そんなある日、母親の帰りが遅くなる日が続き、父親といつものようにケンカになった。

 父親は家の壁や窓を割り大暴れしている。

 母親は逃げ回り、その後を父親が追いかけ馬乗りになって、殴り続けてた。

 母親の叫び声に耐えれなくなった幼い彼は耳をふさいでうずくまった。

「早く終われ。

 早く終われ!」

 何度もそう言い続けてた。
 
 父親がいきなり家を飛び出して行き、母親は泣き崩れ、友夜は母親に寄り添った。

 母親は、

「ごめんね、もうパパとは一緒に暮らせない。

 ママ、遠くに行くね。

 あんたを連れてく事は出来ないの。

 ごめんね。

 ママを許して。」

 母親はそう言って、友夜を抱き締めた・・・。

 幼い彼には母親の言っている事の意味が理解出来なかった。

 彼はこの時まだ3才で、大人たちの行動を理解するには幼すぎてた。

 彼の両親はデキ婚で母親が彼を産んだのが16。

 高校を辞めて彼を産んだのだ。

 この時、父親は17才。

 双方の親は反対し、2人は家を飛び出した。

 そんな2人の間は冷えきり、次第に父親は母親に暴力を振るうようになった。
 
 定職につかない父親はまだ遊びたい盛りで、母親が働いた金を持ち出したり、女遊びにをしたりで家に帰らない日もあった。

 次第に母親の心も壊れて行った。

 母親はパートに出るようになってから帰りの時間も遅い時が続き、不信に思った父親は母親を問いただすと、母親には好きな男がいたのだ。

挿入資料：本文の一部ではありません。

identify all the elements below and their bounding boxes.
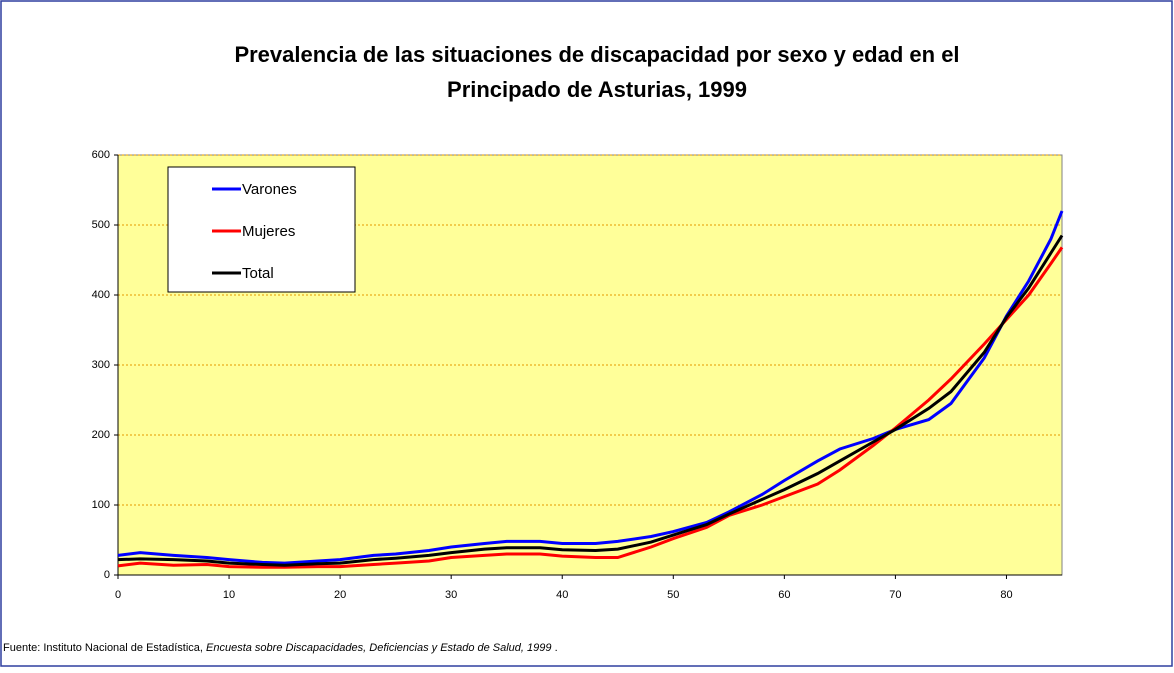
source-text: Fuente: Instituto Nacional de Estadístic… — [3, 642, 206, 654]
x-tick-label: 40 — [556, 589, 568, 601]
legend-label: Varones — [242, 181, 297, 198]
x-tick-label: 80 — [1000, 589, 1012, 601]
source-title: Encuesta sobre Discapacidades, Deficienc… — [206, 642, 552, 654]
source-note: Fuente: Instituto Nacional de Estadístic… — [3, 642, 558, 654]
y-tick-label: 400 — [92, 289, 110, 301]
source-end: . — [552, 642, 558, 654]
x-tick-label: 30 — [445, 589, 457, 601]
y-tick-label: 600 — [92, 149, 110, 161]
x-tick-label: 50 — [667, 589, 679, 601]
line-series — [117, 210, 1064, 565]
y-tick-label: 200 — [92, 429, 110, 441]
y-tick-label: 500 — [92, 219, 110, 231]
x-tick-label: 70 — [889, 589, 901, 601]
chart-title: Principado de Asturias, 1999 — [447, 77, 747, 102]
y-tick-label: 0 — [104, 569, 110, 581]
x-tick-label: 60 — [778, 589, 790, 601]
x-tick-label: 10 — [223, 589, 235, 601]
y-tick-label: 300 — [92, 359, 110, 371]
line-series — [117, 246, 1064, 569]
x-tick-label: 0 — [115, 589, 121, 601]
line-series — [117, 234, 1064, 567]
legend — [167, 166, 356, 293]
x-tick-label: 20 — [334, 589, 346, 601]
legend-label: Total — [242, 265, 274, 282]
y-tick-label: 100 — [92, 499, 110, 511]
chart-title: Prevalencia de las situaciones de discap… — [234, 42, 959, 67]
legend-label: Mujeres — [242, 223, 295, 240]
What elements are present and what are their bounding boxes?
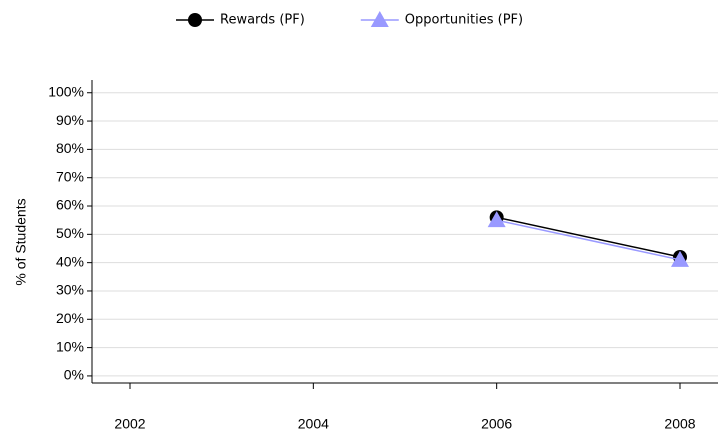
x-tick-label: 2006 xyxy=(481,416,512,432)
legend-label: Rewards (PF) xyxy=(220,13,305,28)
y-tick-label: 90% xyxy=(56,112,84,128)
marker xyxy=(188,13,202,27)
y-tick-label: 70% xyxy=(56,168,84,184)
y-tick-label: 30% xyxy=(56,282,84,298)
y-tick-label: 10% xyxy=(56,338,84,354)
marker xyxy=(671,250,689,267)
x-tick-label: 2004 xyxy=(298,416,329,432)
y-axis-label: % of Students xyxy=(13,198,29,285)
legend: Rewards (PF) Opportunities (PF) xyxy=(176,11,523,28)
y-tick-label: 50% xyxy=(56,225,84,241)
y-tick-label: 20% xyxy=(56,310,84,326)
marker xyxy=(487,211,506,228)
marker xyxy=(370,11,389,27)
y-tick-label: 100% xyxy=(48,83,84,99)
x-tick-label: 2002 xyxy=(114,416,145,432)
x-tick-label: 2008 xyxy=(664,416,695,432)
y-tick-label: 40% xyxy=(56,253,84,269)
series-line xyxy=(496,219,681,261)
y-tick-label: 0% xyxy=(64,367,84,383)
y-tick-label: 60% xyxy=(56,197,84,213)
series-line xyxy=(496,216,681,258)
legend-label: Opportunities (PF) xyxy=(405,13,523,28)
y-tick-label: 80% xyxy=(56,140,84,156)
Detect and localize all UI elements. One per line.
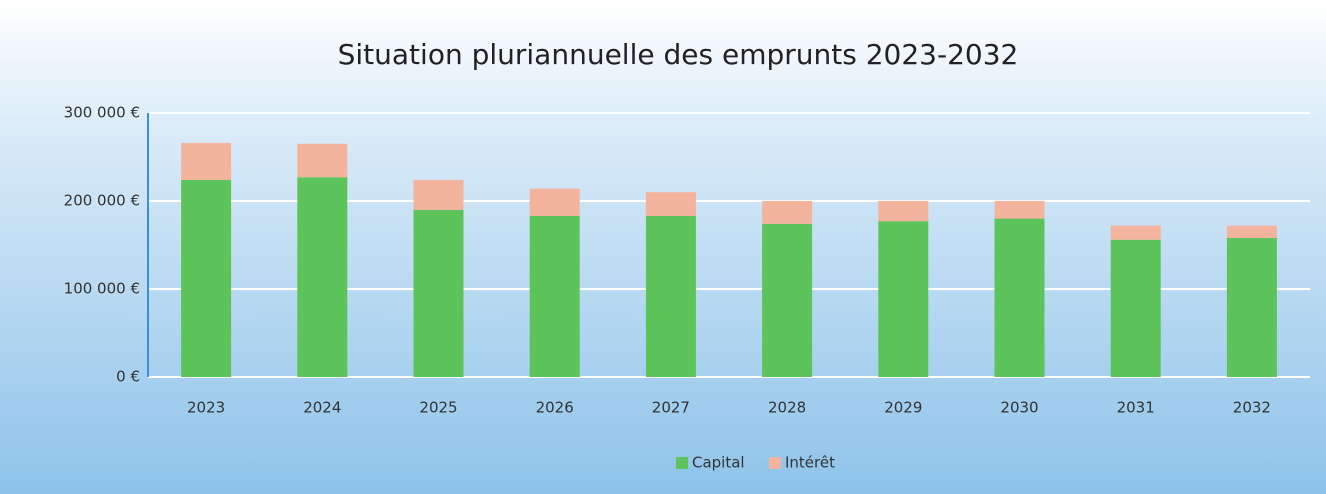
legend-swatch [676,457,688,469]
bar-segment [529,215,580,377]
legend-swatch [769,457,781,469]
bar-segment [413,209,464,377]
legend-label: Capital [692,454,745,472]
bar-segment [297,143,348,178]
y-tick-label: 300 000 € [64,104,140,122]
bar-segment [1110,225,1161,240]
x-tick-label: 2028 [768,399,806,417]
bar-segment [1226,225,1277,238]
y-tick-label: 200 000 € [64,192,140,210]
bar-segment [645,215,696,377]
x-tick-label: 2031 [1117,399,1155,417]
bar-segment [181,142,232,180]
bar-segment [1226,237,1277,377]
bar-segment [878,201,929,222]
x-tick-label: 2025 [419,399,457,417]
bar-segment [878,221,929,377]
x-tick-label: 2027 [652,399,690,417]
bar-segment [994,218,1045,377]
bar-segment [297,177,348,377]
chart-title: Situation pluriannuelle des emprunts 202… [338,38,1019,71]
bar-segment [645,192,696,216]
x-tick-label: 2029 [884,399,922,417]
x-tick-label: 2023 [187,399,225,417]
x-tick-label: 2024 [303,399,341,417]
bar-segment [762,223,813,377]
bar-segment [529,188,580,216]
y-tick-label: 0 € [116,368,140,386]
bar-segment [762,201,813,224]
bar-segment [1110,239,1161,377]
y-tick-label: 100 000 € [64,280,140,298]
bar-segment [413,179,464,210]
bar-segment [181,179,232,377]
x-tick-label: 2030 [1000,399,1038,417]
x-tick-label: 2026 [536,399,574,417]
legend-label: Intérêt [785,454,835,472]
x-tick-label: 2032 [1233,399,1271,417]
bar-segment [994,201,1045,219]
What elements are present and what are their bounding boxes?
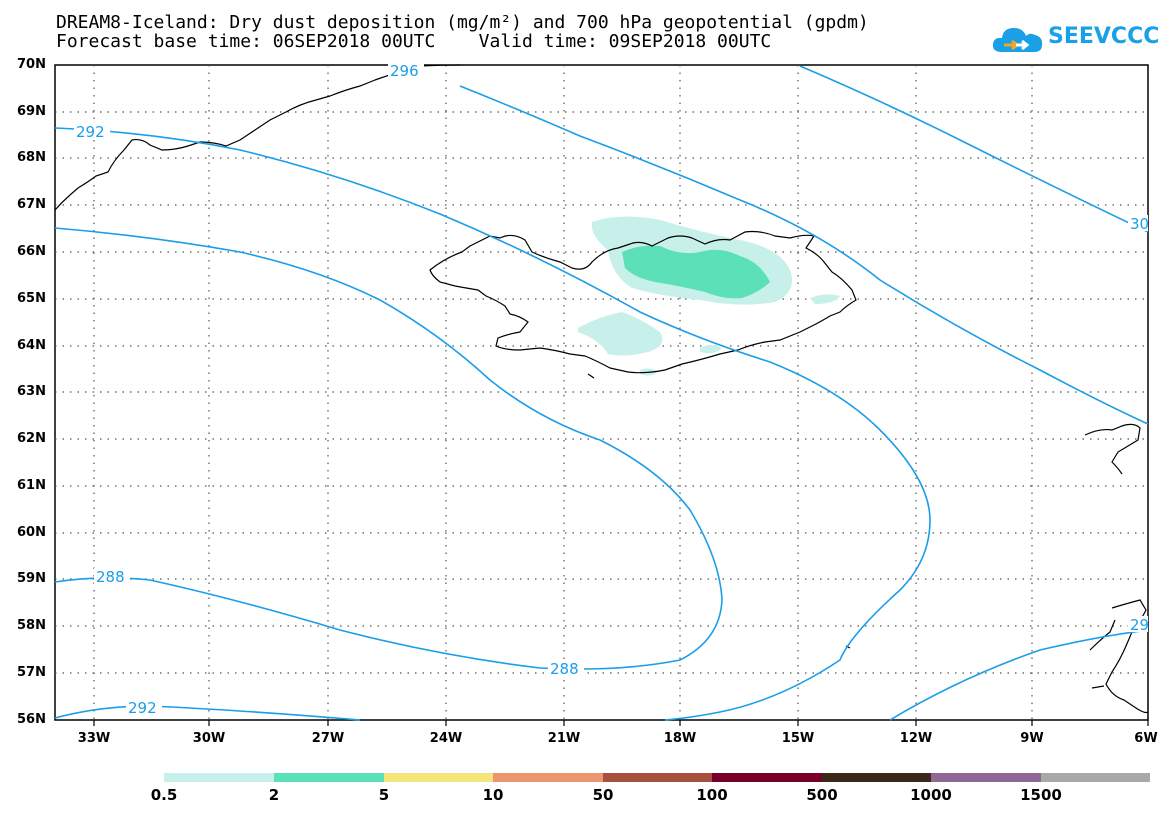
lat-label: 68N — [17, 150, 46, 165]
lat-label: 70N — [17, 57, 46, 72]
contour-label-292: 292 — [76, 123, 105, 141]
colorbar-label: 500 — [806, 786, 838, 804]
colorbar-label: 0.5 — [150, 786, 178, 804]
lat-label: 64N — [17, 338, 46, 353]
lon-label: 27W — [311, 731, 345, 746]
cloud-icon — [992, 28, 1043, 52]
lon-label: 6W — [1134, 731, 1158, 746]
lat-label: 69N — [17, 104, 46, 119]
contour-label-288-west: 288 — [96, 568, 125, 586]
map-frame — [54, 64, 1149, 721]
lat-label: 58N — [17, 618, 46, 633]
lat-label: 60N — [17, 525, 46, 540]
lat-label: 66N — [17, 244, 46, 259]
lat-label: 62N — [17, 431, 46, 446]
seevccc-logo: SEEVCCC — [990, 18, 1160, 58]
logo-text: SEEVCCC — [1048, 24, 1160, 49]
lat-label: 57N — [17, 665, 46, 680]
coastline — [54, 64, 1149, 714]
lat-label: 61N — [17, 478, 46, 493]
colorbar-swatch — [931, 773, 1041, 782]
contour-label-30: 30 — [1130, 215, 1149, 233]
colorbar-swatch — [384, 773, 493, 782]
lat-label: 65N — [17, 291, 46, 306]
lon-label: 30W — [192, 731, 226, 746]
lon-label: 24W — [429, 731, 463, 746]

 母親は父親に別れを切り出したが、了解せず、狂ったように母親に暴力を繰り返す。

 もう限界だった母親は、友夜を残して、その夜、家を出た。

 彼が寝静まった後に母親は彼の枕元に、彼が前から欲しがっていたおもちゃを置いていった。

 何も知らない友夜は、朝、それを見て嬉しくて大喜びした。

 しかし、父親は母親が居なくなった事に激怒し、色々な知り合いに連絡していたけど捕まらないらしく、壁を殴り、もの凄い形相で友夜を見た。

 彼の持っていたおもちゃを取り上げると、窓の外に放り投げた。

 あまりの恐怖に動けなくなったままの友夜を、ベルトで殴り首を締め、ぐったりとした彼を部屋に放り出して父親は出て行った。

 友夜には意識があった。

「ママ、早く帰って来て・・・。」

 何度も小さな声でつぶやいた。